On one thing we can all agree; we have seen unexpected political events of potentially enormous significance. First BREXIT, then the election of Donald Trump and we may yet still see seismic changes in the forthcoming elections in France, Germany and Holland. These have arisen or are yet to come to pass because of the democratic process of vote by the people. What the eventual significance of these are has yet to become clear.
However, there is a disturbing climate arising in our democratic societies. It has always been a tenet of our democracy that those who lose accept the outcome and work with it to try to achieve success. That does not mean they have to agree with it, it does not mean that they should not put forward contributory or even opposing views. It does mean however, that those who lose do not seek to undermine and scream and shout ‘outrage’ at the result they did not like. It does not mean that they enter into a diatribe of invective against those who won or supported the winning side. Whatever criticisms of BREXIT or President Trump there are, the decisions by those whose support brought about their success deserve and must be given respect. The current attitude is a betrayal of democracy and those who pursue this aggressive and destructive path must have regard to what are the long term interests of our nations in the preservation of an effective and powerful democratic system.
It is noticeable that the feminist cause is invoked in relation to President Trump on behalf of all women in the expectation that this should justify all adverse comment. However, the so called feminist lobby cannot claim support from the entirety of the female vote. Very far from it. In relation to BREXIT the feminist cause was also invoked against Nigel Farage and UKIP. Large swathes of female voters helped to elect Trump, bring about BREXIT and give UKIP a massive win in the 2014 elections. It is claimed also that all young people voted to remain and this outcome was thwarted merely by the votes of the old.
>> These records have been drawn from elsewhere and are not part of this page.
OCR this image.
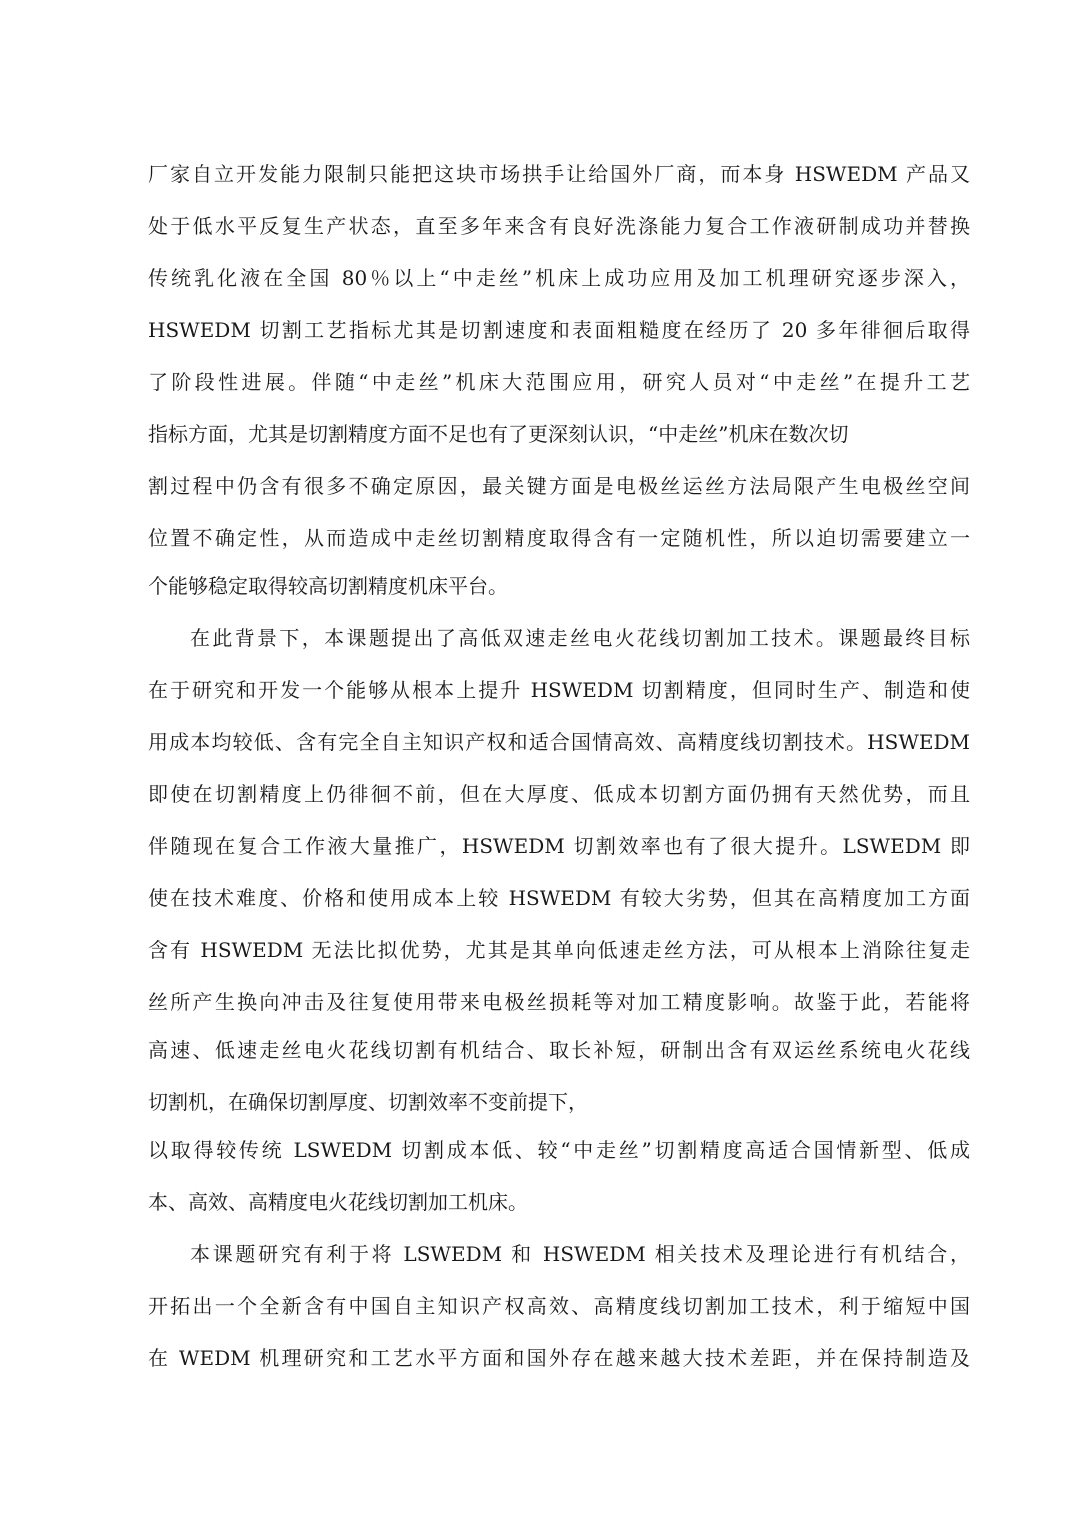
厂家自立开发能力限制只能把这块市场拱手让给国外厂商，而本身 HSWEDM 产品又
处于低水平反复生产状态，直至多年来含有良好洗涤能力复合工作液研制成功并替换
传统乳化液在全国 80％以上“中走丝”机床上成功应用及加工机理研究逐步深入，
HSWEDM 切割工艺指标尤其是切割速度和表面粗糙度在经历了 20 多年徘徊后取得
了阶段性进展。伴随“中走丝”机床大范围应用，研究人员对“中走丝”在提升工艺
指标方面，尤其是切割精度方面不足也有了更深刻认识，“中走丝”机床在数次切
割过程中仍含有很多不确定原因，最关键方面是电极丝运丝方法局限产生电极丝空间
位置不确定性，从而造成中走丝切割精度取得含有一定随机性，所以迫切需要建立一
个能够稳定取得较高切割精度机床平台。
在此背景下，本课题提出了高低双速走丝电火花线切割加工技术。课题最终目标
在于研究和开发一个能够从根本上提升 HSWEDM 切割精度，但同时生产、制造和使
用成本均较低、含有完全自主知识产权和适合国情高效、高精度线切割技术。HSWEDM
即使在切割精度上仍徘徊不前，但在大厚度、低成本切割方面仍拥有天然优势，而且
伴随现在复合工作液大量推广，HSWEDM 切割效率也有了很大提升。LSWEDM 即
使在技术难度、价格和使用成本上较 HSWEDM 有较大劣势，但其在高精度加工方面
含有 HSWEDM 无法比拟优势，尤其是其单向低速走丝方法，可从根本上消除往复走
丝所产生换向冲击及往复使用带来电极丝损耗等对加工精度影响。故鉴于此，若能将
高速、低速走丝电火花线切割有机结合、取长补短，研制出含有双运丝系统电火花线
切割机，在确保切割厚度、切割效率不变前提下，
以取得较传统 LSWEDM 切割成本低、较“中走丝”切割精度高适合国情新型、低成
本、高效、高精度电火花线切割加工机床。
本课题研究有利于将 LSWEDM 和 HSWEDM 相关技术及理论进行有机结合，
开拓出一个全新含有中国自主知识产权高效、高精度线切割加工技术，利于缩短中国
在 WEDM 机理研究和工艺水平方面和国外存在越来越大技术差距，并在保持制造及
Not so. If that was the divide, then Remain would have won. A significant number of young people voted for BREXIT and many old people voted to remain.
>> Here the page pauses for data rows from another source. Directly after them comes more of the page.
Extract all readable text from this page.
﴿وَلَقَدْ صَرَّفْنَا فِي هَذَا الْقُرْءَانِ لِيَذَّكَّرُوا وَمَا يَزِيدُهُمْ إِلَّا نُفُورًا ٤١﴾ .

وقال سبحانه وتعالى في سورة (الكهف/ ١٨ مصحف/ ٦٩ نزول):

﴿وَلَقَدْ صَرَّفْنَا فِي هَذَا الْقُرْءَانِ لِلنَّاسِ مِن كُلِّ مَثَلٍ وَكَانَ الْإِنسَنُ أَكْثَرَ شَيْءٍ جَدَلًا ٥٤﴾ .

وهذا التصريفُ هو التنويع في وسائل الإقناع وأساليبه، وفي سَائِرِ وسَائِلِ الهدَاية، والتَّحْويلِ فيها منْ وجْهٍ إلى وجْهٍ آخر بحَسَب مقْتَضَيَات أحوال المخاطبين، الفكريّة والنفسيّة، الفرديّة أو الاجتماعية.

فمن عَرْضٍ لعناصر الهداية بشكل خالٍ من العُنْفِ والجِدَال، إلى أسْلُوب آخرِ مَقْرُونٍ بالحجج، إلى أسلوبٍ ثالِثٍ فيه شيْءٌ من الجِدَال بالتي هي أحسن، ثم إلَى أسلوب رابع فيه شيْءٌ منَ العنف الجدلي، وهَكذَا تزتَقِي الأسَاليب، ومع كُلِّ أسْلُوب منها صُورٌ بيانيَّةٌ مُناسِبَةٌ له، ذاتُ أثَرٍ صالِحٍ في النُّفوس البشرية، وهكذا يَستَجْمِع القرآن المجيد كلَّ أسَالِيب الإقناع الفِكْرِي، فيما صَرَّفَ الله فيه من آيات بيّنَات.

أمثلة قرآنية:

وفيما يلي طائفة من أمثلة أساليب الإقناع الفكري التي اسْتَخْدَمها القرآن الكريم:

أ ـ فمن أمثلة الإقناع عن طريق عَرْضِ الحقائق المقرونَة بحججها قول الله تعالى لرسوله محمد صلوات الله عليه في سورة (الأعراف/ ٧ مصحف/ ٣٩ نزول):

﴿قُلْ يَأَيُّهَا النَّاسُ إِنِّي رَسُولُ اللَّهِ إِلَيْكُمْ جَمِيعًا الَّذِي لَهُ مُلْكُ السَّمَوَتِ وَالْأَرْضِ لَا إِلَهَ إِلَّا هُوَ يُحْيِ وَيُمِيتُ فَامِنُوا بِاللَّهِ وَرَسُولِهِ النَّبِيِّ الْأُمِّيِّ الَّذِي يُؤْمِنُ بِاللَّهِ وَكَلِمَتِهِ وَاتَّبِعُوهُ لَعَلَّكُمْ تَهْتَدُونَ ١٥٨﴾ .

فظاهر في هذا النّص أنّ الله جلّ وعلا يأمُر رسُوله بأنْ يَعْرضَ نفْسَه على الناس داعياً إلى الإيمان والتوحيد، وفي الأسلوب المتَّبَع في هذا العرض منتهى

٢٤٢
These may be awkward facts for those who feel injured to accept but they must be faced up to and be accepted.
The term ‘the silent majority’ has been used in many contexts but without any real or proven understanding of how the silent majority actual thinks or who they are. There is a predilection amongst the mainstream politicians and the media to talk about matters as though they somehow are the only ones in touch with the views of a nation or a people. Phrases such as ‘the people of x will not accept’ or ‘such and such does not represent the views of the people of x’ are bandied about freely. What has happened in both the USA and the UK is that a large segment of the electorate from across previous political divides, and by all means call these the silent majority, have found an occasion on which they want to give voice to their united view that they have been failed across a broad range of political policy and by the media who for too long have misrepresented their views and concerns. The so called ‘liberal progressives’ do no good to themselves or their countries by saying those people did not know what they were doing or crying foul and seeking to overturn it by trying to throw every rock in the path of change. If we had adopted this attitude in our working life to every management ‘initiative’ or ‘strategy review’ we would not have been long in our respective employments.
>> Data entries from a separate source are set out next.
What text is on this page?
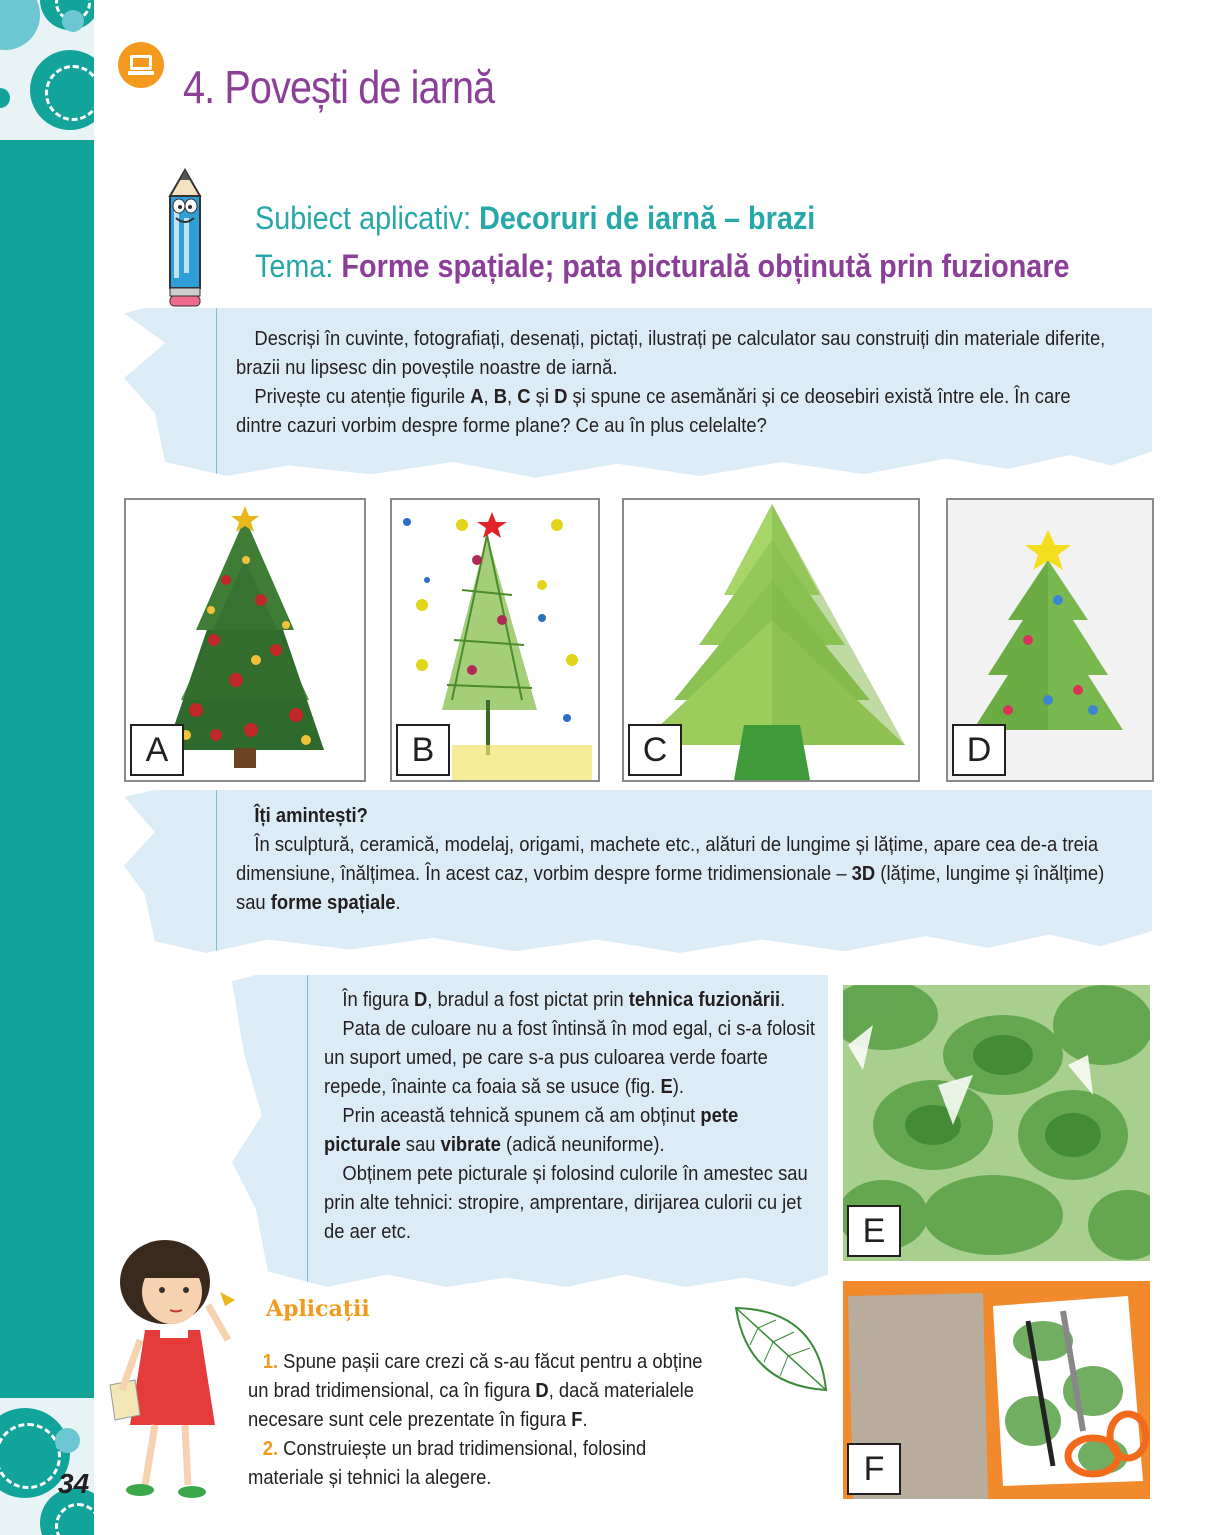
34
4. Povești de iarnă
Subiect aplicativ: Decoruri de iarnă – brazi
Tema: Forme spațiale; pata picturală obținută prin fuzionare
Descriși în cuvinte, fotografiați, desenați, pictați, ilustrați pe calculator sau construiți din materiale diferite, brazii nu lipsesc din poveștile noastre de iarnă.
Privește cu atenție figurile A, B, C și D și spune ce asemănări și ce deosebiri există între ele. În care dintre cazuri vorbim despre forme plane? Ce au în plus celelalte?
A	B	C	D
Îți amintești?
În sculptură, ceramică, modelaj, origami, machete etc., alături de lungime și lățime, apare cea de-a treia dimensiune, înălțimea. În acest caz, vorbim despre forme tridimensionale – 3D (lățime, lungime și înălțime) sau forme spațiale.
În figura D, bradul a fost pictat prin tehnica fuzionării.
Pata de culoare nu a fost întinsă în mod egal, ci s-a folosit un suport umed, pe care s-a pus culoarea verde foarte repede, înainte ca foaia să se usuce (fig. E).
Prin această tehnică spunem că am obținut pete picturale sau vibrate (adică neuniforme).
Obținem pete picturale și folosind culorile în amestec sau prin alte tehnici: stropire, amprentare, dirijarea culorii cu jet de aer etc.	E
F
Aplicații
1. Spune pașii care crezi că s-au făcut pentru a obține un brad tridimensional, ca în figura D, dacă materialele necesare sunt cele prezentate în figura F.
2. Construiește un brad tridimensional, folosind materiale și tehnici la alegere.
Things will never be quite the same again and the fact that this is so should cause those who feel their noses have been put out of joint to be silent for some reconsideration and reassessment of their positions. In particular they would do well to recognise there are other points of view and that these are valid and seriously held. The ‘silent majority’ are calling for a radical change in policies and the politicians who they wish to represent them and in the media who say they speak for them.